In a statement, TH was at pains to emphasise that, once the increases kick in, these tenants will be paying weekly rents that range from $182 to $425 a week, which are “on average, well below the market rate”, while the increases are “at or below CPI”.

Along with TH’s other 289 tenants, the 180 tenants not receiving the IRR were originally facing average increased rents of around 60 per cent “from the beginning of April”, per a TH press release on January 17.

After Times-Age coverage of the announcement and negative public reaction, however, TH put the increases for the non-IRR tenants on hold “while a review of the Trust’s Housing Improvement Programme is carried out”.

Meanwhile, the rents of the TH tenants receiving the IRR – which essentially protects them from rent increases by limiting their contribution to 25 per cent of their income – have already begun increasing on a property-by-property basis.
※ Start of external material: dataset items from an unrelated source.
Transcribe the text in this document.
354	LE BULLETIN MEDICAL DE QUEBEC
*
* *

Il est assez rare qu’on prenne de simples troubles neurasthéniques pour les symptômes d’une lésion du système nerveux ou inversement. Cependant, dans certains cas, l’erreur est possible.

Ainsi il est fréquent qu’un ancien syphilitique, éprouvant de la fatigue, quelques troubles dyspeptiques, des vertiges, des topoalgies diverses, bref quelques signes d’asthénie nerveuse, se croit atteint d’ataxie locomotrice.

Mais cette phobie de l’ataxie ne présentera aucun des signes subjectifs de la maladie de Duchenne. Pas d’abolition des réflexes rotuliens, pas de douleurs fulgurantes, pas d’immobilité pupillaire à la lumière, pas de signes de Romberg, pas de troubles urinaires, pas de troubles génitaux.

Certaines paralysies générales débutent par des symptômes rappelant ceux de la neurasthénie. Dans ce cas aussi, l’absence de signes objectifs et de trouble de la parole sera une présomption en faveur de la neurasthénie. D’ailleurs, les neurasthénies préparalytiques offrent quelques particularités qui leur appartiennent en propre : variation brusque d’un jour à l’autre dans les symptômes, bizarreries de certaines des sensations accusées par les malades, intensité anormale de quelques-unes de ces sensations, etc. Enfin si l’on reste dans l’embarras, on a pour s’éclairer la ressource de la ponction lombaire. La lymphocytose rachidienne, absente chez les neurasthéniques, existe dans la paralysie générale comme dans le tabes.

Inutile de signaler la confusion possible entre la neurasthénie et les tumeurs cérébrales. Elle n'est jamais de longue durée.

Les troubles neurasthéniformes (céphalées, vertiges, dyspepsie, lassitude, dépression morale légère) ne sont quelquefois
The average of their rent increases – which are being footed by taxpayers – is around 60 per cent.

According to TH, the rises are intended to bring rents into line with market rentals, in order to partially cover the cost of refurbishing its housing stock for a total price tag of $50 million [around $100,000 per house].

Letters informing the 180 non-IRR tenants of the rent rise have been sent this week, “giving tenants more time to make contact with Work and Income to see if they are entitled to financial assistance or are receiving all their entitlements”, the TH statement said.

TH has undertaken to “also help tenants to make contact with Work and Income if needed”.

In the statement, TH acting chief executive Graeme Bell is quoted as saying that improving the quality of existing houses and building new housing remains a priority, and the organisation is working on a plan for how this can be done.

However, finalising that plan will be a job for the new permanent chief executive.

Until a replacement is recruited, Bell said his focus was “providing business continuity across the organisation and business operations for staff, tenants, stakeholders and the community”.